I could not help laughing at the ease with which he explained his process of deduction. "When I hear you give your reasons," I remarked, "the thing always appears to me to be so ridiculously simple that I could easily do it myself, though at each successive instance of your reasoning I am baffled until you explain your process. And yet I believe that my eyes are as good as yours" (Bohemia.1.12-13).

Watson's response to Holmes's reasoning is like that of a man who's just had a magician's trick explained to him: it all seems so clear after an explanation… though otherwise you'd never be able to guess how it's done. Conan Doyle repeats this formula many times to remind the reader that Holmes is always many steps ahead of everyone around him.

"Then, how do you know?"

"I see it, I deduce it. How do I know that you have been getting yourself very wet lately, and that you have a most clumsy and careless servant girl?"

"My dear Holmes," said I, "this is too much. You would certainly have been burned had you lived a few centuries ago. It is true that I had a country walk on Thursday and came home in a dreadful mess, but as I have changed my clothes I can't imagine how you deduce it" (Scandal.1.8-10).

"Burned"? What? Watson appears to have just called his best buddy Holmes a witch. But his point is really that Holmes's thought processes are so beyond an ordinary person's that his deductions seem like witchcraft if you don't know his methods. It's like that Arthur C. Clarke quote about all sufficiently advanced technology appearing like magic? For Watson, Holmes's intellect is like a super-advanced machine, a subject of awe and admiration.

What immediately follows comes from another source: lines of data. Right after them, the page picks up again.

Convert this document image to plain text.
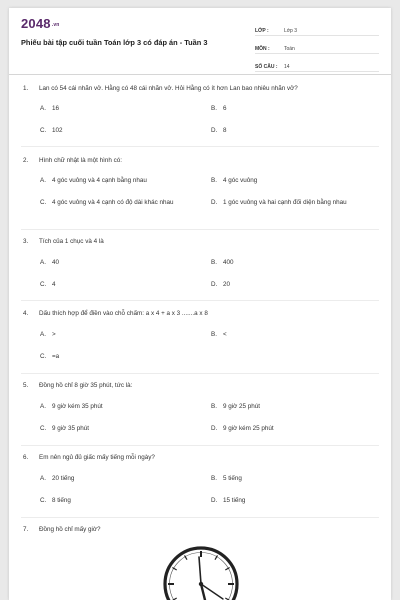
2048.vn
Phiếu bài tập cuối tuần Toán lớp 3 có đáp án - Tuần 3
LỚP :	Lớp 3
MÔN :	Toán
SỐ CÂU :	14
1. Lan có 54 cái nhãn vở. Hằng có 48 cái nhãn vở. Hỏi Hằng có ít hơn Lan bao nhiêu nhãn vở?
A. 16	B. 6
C. 102	D. 8
2. Hình chữ nhật là một hình có:
A. 4 góc vuông và 4 cạnh bằng nhau	B. 4 góc vuông
C. 4 góc vuông và 4 cạnh có độ dài khác nhau	D. 1 góc vuông và hai cạnh đối diện bằng nhau
3. Tích của 1 chục và 4 là
A. 40	B. 400
C. 4	D. 20
4. Dấu thích hợp để điền vào chỗ chấm: a x 4 + a x 3 .......a x 8
A. >	B. <
C. =a
5. Đồng hồ chỉ 8 giờ 35 phút, tức là:
A. 9 giờ kém 35 phút	B. 9 giờ 25 phút
C. 9 giờ 35 phút	D. 9 giờ kém 25 phút
6. Em nên ngủ đủ giấc mấy tiếng mỗi ngày?
A. 20 tiếng	B. 5 tiếng
C. 8 tiếng	D. 15 tiếng
7. Đồng hồ chỉ mấy giờ?
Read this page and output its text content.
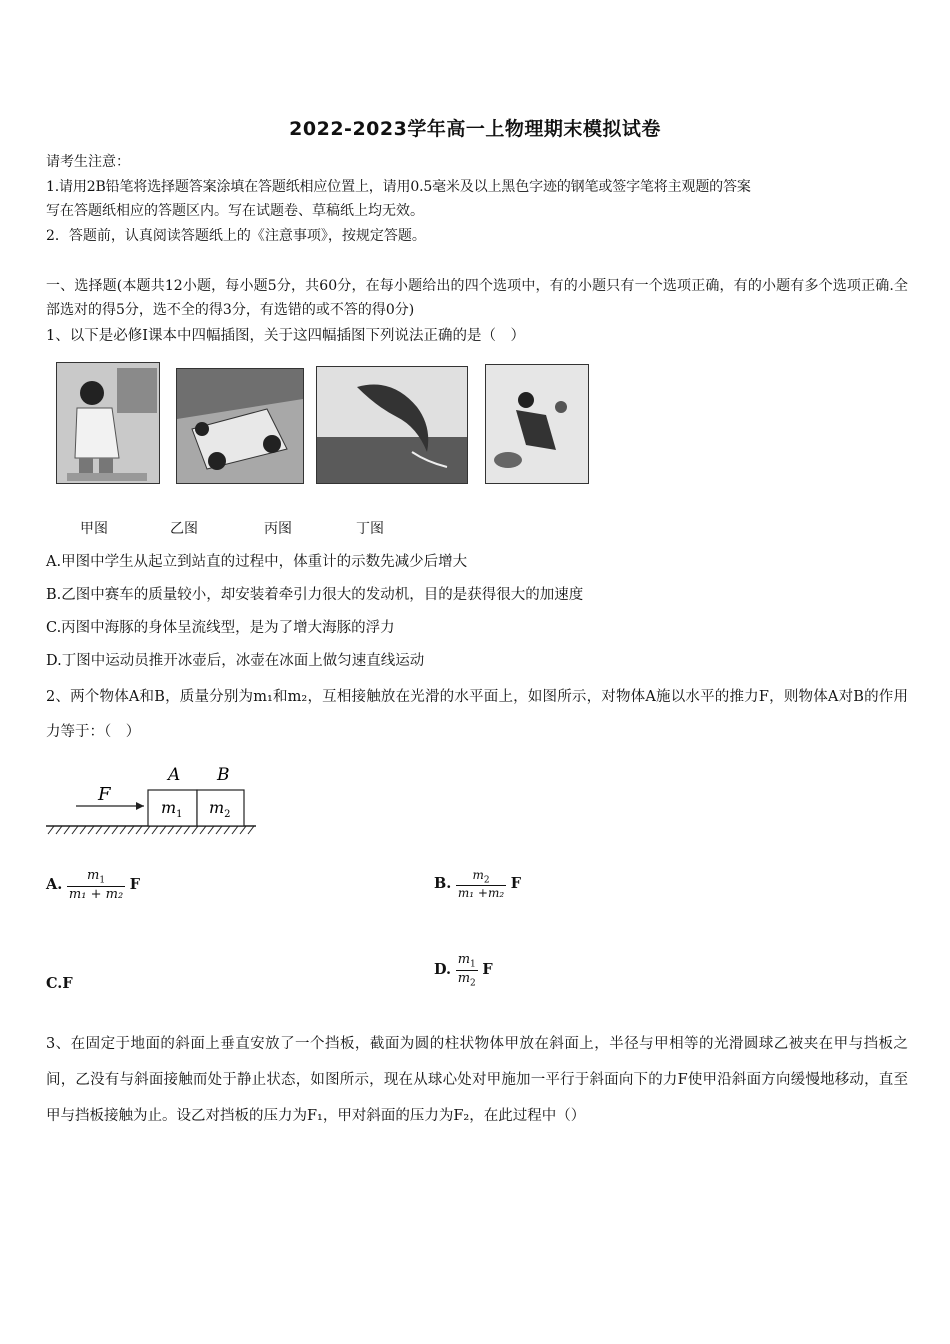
2022-2023学年高一上物理期末模拟试卷
请考生注意：
1.请用2B铅笔将选择题答案涂填在答题纸相应位置上，请用0.5毫米及以上黑色字迹的钢笔或签字笔将主观题的答案
写在答题纸相应的答题区内。写在试题卷、草稿纸上均无效。
2．答题前，认真阅读答题纸上的《注意事项》，按规定答题。
一、选择题(本题共12小题，每小题5分，共60分，在每小题给出的四个选项中，有的小题只有一个选项正确，有的小题有多个选项正确.全部选对的得5分，选不全的得3分，有选错的或不答的得0分)
1、以下是必修Ⅰ课本中四幅插图，关于这四幅插图下列说法正确的是（　）
甲图	乙图	丙图	丁图
A.甲图中学生从起立到站直的过程中，体重计的示数先减少后增大
B.乙图中赛车的质量较小，却安装着牵引力很大的发动机，目的是获得很大的加速度
C.丙图中海豚的身体呈流线型，是为了增大海豚的浮力
D.丁图中运动员推开冰壶后，冰壶在冰面上做匀速直线运动
2、两个物体A和B，质量分别为m₁和m₂，互相接触放在光滑的水平面上，如图所示，对物体A施以水平的推力F，则物体A对B的作用力等于：（　）
F
A B
$m_1$ $m_2$
A. $\frac{m_1}{\text{m₁ + m₂}}$ F	B. $\frac{m_2}{\text{m₁ +m₂}}$ F
C.F
D. $\frac{m_1}{m_2}$ F
3、在固定于地面的斜面上垂直安放了一个挡板，截面为圆的柱状物体甲放在斜面上，半径与甲相等的光滑圆球乙被夹在甲与挡板之间，乙没有与斜面接触而处于静止状态，如图所示，现在从球心处对甲施加一平行于斜面向下的力F使甲沿斜面方向缓慢地移动，直至甲与挡板接触为止。设乙对挡板的压力为F₁，甲对斜面的压力为F₂，在此过程中（）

My friend was an enthusiastic musician, being himself not only a very capable performer but a composer of no ordinary merit. All the afternoon he sat in the stalls wrapped in the most perfect happiness, gently waving his long, thin fingers in time to the music, while his gently smiling face and his languid, dreamy eyes were as unlike those of Holmes the sleuth-hound, Holmes the relentless, keen-witted, ready-handed criminal agent, as it was possible to conceive. In his singular character the dual nature alternately asserted itself, and his extreme exactness and astuteness represented, as I have often thought, the reaction against the poetic and contemplative mood which occasionally predominated in him (League.156).

Watson's close observation of Holmes's shifting moods proves just how much he admires the guy. But it's also a way of raising our admiration of Holmes through Watson. This passage about Holmes's love of music makes the detective seem like a complex person instead of just a brain on legs – he has thoughts and feelings that we can recognize.